Toba(harianSIB.com)
Dewan Perwakilan Rakyat Daerah (DPRD) Kabupaten Toba melaksanakan rapat paripurna dalam rangka penyampaian rancangan peraturan daerah (ranperda) tentang Perubahan Anggaran Pendapatan dan Belanja Daerah (PAPBD) tahun anggaran 2026, Rabu (26/8/2026).
Pada rapat paripurna ini Bupati Toba Effendi SP Napitupulu menyampaikan, penyusunan belanja daerah diprioritaskan untuk peningkatan kinerja pelayanan dan peningkatan kesejahteraan masyarakat.
"Kebijakan pembiayaan daerah diarahkan untuk penggunaan Silpa tahun anggaran 2025 sesuai besaran yang tercantum dalam laporan keuangan pemerintah daerah Kabupaten Toba tahun anggaran 2025 yang telah diaudit oleh Badan Pemeriksaan Keuangan Republik Indonesia," sebut mantan ketua DPRD Toba ini.
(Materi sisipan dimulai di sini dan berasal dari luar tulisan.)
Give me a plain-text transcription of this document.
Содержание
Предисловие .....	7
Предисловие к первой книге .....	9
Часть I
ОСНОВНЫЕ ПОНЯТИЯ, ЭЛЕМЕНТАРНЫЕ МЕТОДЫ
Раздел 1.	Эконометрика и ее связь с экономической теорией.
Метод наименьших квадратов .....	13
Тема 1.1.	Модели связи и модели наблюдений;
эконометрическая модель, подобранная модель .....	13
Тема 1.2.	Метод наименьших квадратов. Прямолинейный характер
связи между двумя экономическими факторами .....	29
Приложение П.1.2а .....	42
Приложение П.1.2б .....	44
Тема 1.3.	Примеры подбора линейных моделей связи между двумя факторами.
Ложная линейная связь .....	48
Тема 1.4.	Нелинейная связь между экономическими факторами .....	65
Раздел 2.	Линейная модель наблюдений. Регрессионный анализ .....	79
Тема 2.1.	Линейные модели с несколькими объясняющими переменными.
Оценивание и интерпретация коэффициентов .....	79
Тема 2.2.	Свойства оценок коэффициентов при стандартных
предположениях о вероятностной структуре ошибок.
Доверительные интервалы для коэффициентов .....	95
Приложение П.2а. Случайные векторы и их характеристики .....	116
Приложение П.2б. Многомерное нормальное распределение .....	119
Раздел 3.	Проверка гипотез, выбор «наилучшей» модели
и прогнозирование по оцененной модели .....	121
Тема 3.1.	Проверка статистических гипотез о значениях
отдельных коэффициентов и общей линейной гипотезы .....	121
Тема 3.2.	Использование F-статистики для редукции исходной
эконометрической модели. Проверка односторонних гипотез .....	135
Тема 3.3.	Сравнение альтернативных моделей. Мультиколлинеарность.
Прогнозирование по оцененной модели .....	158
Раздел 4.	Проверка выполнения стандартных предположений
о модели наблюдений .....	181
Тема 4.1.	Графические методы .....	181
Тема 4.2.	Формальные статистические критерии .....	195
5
Lebih lanjut disampaikannya, beberapa hal yang sifatnya umum tentang Perubahan APBD Toba TA 2026 yakni, Pendapatan Daerah mengalami penurunan dari anggaran sebesar Rp.1.186.266.389.533,- pada rancangan P-APBD menjadi Rp .1.185.527.833.982,74,-.
Baca Juga:
Untuk Belanja Daerah pada Rancangan P-APBD sebesar Rp.1.212.000.140.533,- mengalami peningkatan menjadi Rp.1.218.200.987.872,43,-.
Selanjutnya, dalam Pembiayaan Daerah meliputi Penerimaan Pembiayaan pada APBD Induk dianggarkan sebesar Rp.26.733.751.000,- setelah perubahan mengalami peningatan menjadi sebesar Rp.34.368.853.536,69,-.